Assuming that the RPM and the upper platen rotation speed were 5 to 40 RPM, the polishing removal amount was 0.4 to 1 μm / min. This step is the first
Process. Next, as a second step, when the content of cerium oxide in the polishing liquid was set to about 5% by weight, and the polishing was performed without changing other conditions, the removal amount of polishing was 0.1 to 1 μm / min. The average surface roughness Ra of the magnetic disk glass substrate is 1
0 ° or less.

As described above, when the polishing is performed with the abrasive content in two stages, the polishing removal amount can be increased as a whole and the average surface roughness of the substrate can be reduced. In addition,
For measuring the surface roughness, a surface roughness / fine shape measuring device (Tencor P-12 manufactured by Tencor) dedicated to a contact type disk
Was used.

[0017]

According to the present invention, a flat and smooth magnetic disk substrate can be obtained by adjusting the content of cerium oxide, which is an abrasive, to 0.5 to 8% by weight in the finish polishing of the magnetic disk glass substrate. it can. As a result, the flying height of the magnetic head can be reduced, and the density of the magnetic disk can be increased, particularly, the linear recording density can be improved.

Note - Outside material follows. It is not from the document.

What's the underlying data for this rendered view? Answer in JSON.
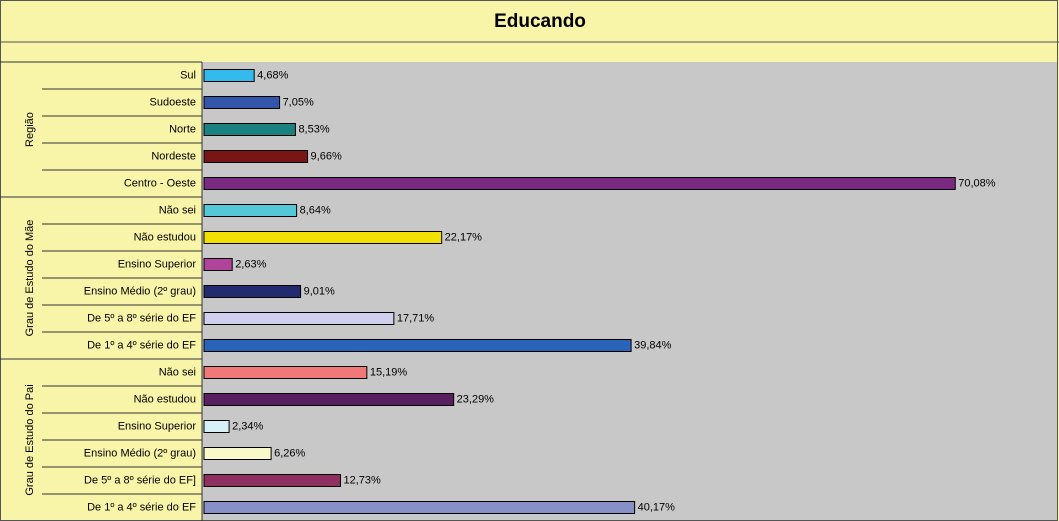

[Brief description of the drawings]

FIG. 1 is a schematic view showing a main part of a double-sided simultaneous polishing machine.

FIG. 2 is a plan view of the double-sided simultaneous polishing machine as viewed from above.

[Explanation of symbols]

 1 ··· Glass substrate for magnetic disk 2 ··· Abrasive 3 ··· Upper platen 4 ··· Lower platen 5 ··· Polishing pad 6 ··· Carrier 7 ··· Taiyo Gear 8 Internal gear

Claims (2)

[Claims] 1. A method for polishing a glass substrate for a magnetic disk using a polishing liquid containing cerium oxide as a polishing agent, wherein the content of cerium oxide in the polishing liquid is 0.5 to 8% by weight.
A method for polishing a glass substrate for a magnetic disk. 2. A method for polishing a glass substrate for a magnetic disk using a polishing liquid containing cerium oxide as an abrasive, wherein the polishing liquid having a cerium oxide content of 15 to 25% by weight uses the polishing liquid for a magnetic disk. A first step of polishing a substrate; and a second step of polishing the glass substrate for a magnetic disk using a polishing liquid having a cerium oxide content of 0.5 to 8% by weight. Polishing method for glass substrates for disks.